BaFin currently has no direct supervisory powers outside of the special audit right under Sect. 44 KWG. The FISG fundamentally changes this. In addition, the legal amendments will also focus much more on non-significant outsourcing than in the past. This must be taken into account when drafting the relevant contracts and has to be corrected with regard to existing outsourcing contracts.

It can perhaps even be said that there is a paradigm shift in the supervision of outsourcing, which leads to a number of follow-up questions:

• Will the ultimate responsibility for the activity to be performed still remain with the supervised company?
• What level of detail in the service descriptions and instruction rights will be required in future if BaFin shall also be able to exercise direct intervention rights vis-à-vis the outsourcing company?
• What differences will there be in the future between significant and non-significant outsourcing with regard to supervisory requirements - and what practical significance will this distinction, which can be structured by the institutions, still have in the future?

These and further questions can only be answered with legal certainty when a new administrative practice of BaFin and ECB develops in relation to the future legal situation. The next but one amendment to the Minimum Requirements for Risk Management (Mindestanforderungen an das Risikomanagement - MaRisk) is expected to include additions and concretisations in this regard.

Commencement

The commencement of the outsourcing-related amendments to KWG, ZAG, KAGB and WpHG is regulated in stages by the FISG. The new obligations of the outsourcing companies, in particular to keep an outsourcing register, to make contractual adjustments as well as to notify intent, execution and changes of material outsourcing also in the context of the KWG, will come into force at the beginning of 2022. In contrast, the expanded supervisory competences of BaFin have already been valid since 1 July 2021. In addition, it must be taken into account that investment firms that, since the end of June, are supervised under the newly introduced Investment Firms Act ("WpIG") instead of under the KWG as before, must already now comply with the extended outsourcing-related obligations.

Need for Action

In view of the legal amendments, it is already necessary to take into account the probable need for adjustments when planning and structuring existing and new outsourcing relationships.
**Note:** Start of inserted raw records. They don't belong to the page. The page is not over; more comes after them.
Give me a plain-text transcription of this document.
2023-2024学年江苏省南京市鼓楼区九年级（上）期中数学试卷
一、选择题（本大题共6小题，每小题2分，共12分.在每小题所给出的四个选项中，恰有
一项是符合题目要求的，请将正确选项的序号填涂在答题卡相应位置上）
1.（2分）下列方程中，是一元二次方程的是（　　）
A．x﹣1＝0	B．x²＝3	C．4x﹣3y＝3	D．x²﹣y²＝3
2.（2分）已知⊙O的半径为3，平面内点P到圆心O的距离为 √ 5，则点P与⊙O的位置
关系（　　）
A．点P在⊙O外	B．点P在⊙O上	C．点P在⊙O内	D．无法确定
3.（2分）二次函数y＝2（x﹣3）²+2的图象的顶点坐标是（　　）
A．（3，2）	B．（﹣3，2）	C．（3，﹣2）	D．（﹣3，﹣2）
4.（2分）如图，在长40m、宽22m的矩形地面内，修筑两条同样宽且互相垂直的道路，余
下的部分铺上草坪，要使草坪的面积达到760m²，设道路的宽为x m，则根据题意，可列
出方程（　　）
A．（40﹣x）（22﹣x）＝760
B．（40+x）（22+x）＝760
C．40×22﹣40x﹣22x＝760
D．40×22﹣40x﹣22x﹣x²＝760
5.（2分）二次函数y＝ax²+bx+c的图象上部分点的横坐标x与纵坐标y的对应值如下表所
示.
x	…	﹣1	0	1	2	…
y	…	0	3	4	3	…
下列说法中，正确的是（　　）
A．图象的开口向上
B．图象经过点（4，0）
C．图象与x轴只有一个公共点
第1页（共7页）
Further, companies that have so far only been connected to their outsourcing company as a service provider must take into account the changes in supervisory practice and prepare themselves to be now a direct subject of supervision by BaFin and ECB. In addition, the potential impact of the digitisation-related Digital Operational Resilience Act ("DORA") should be considered, which will cover a sub-area of outsourcing and is expected to amend the new provisions of the FISG in the area of outsourcing again as part of an accompanying law to the regulation.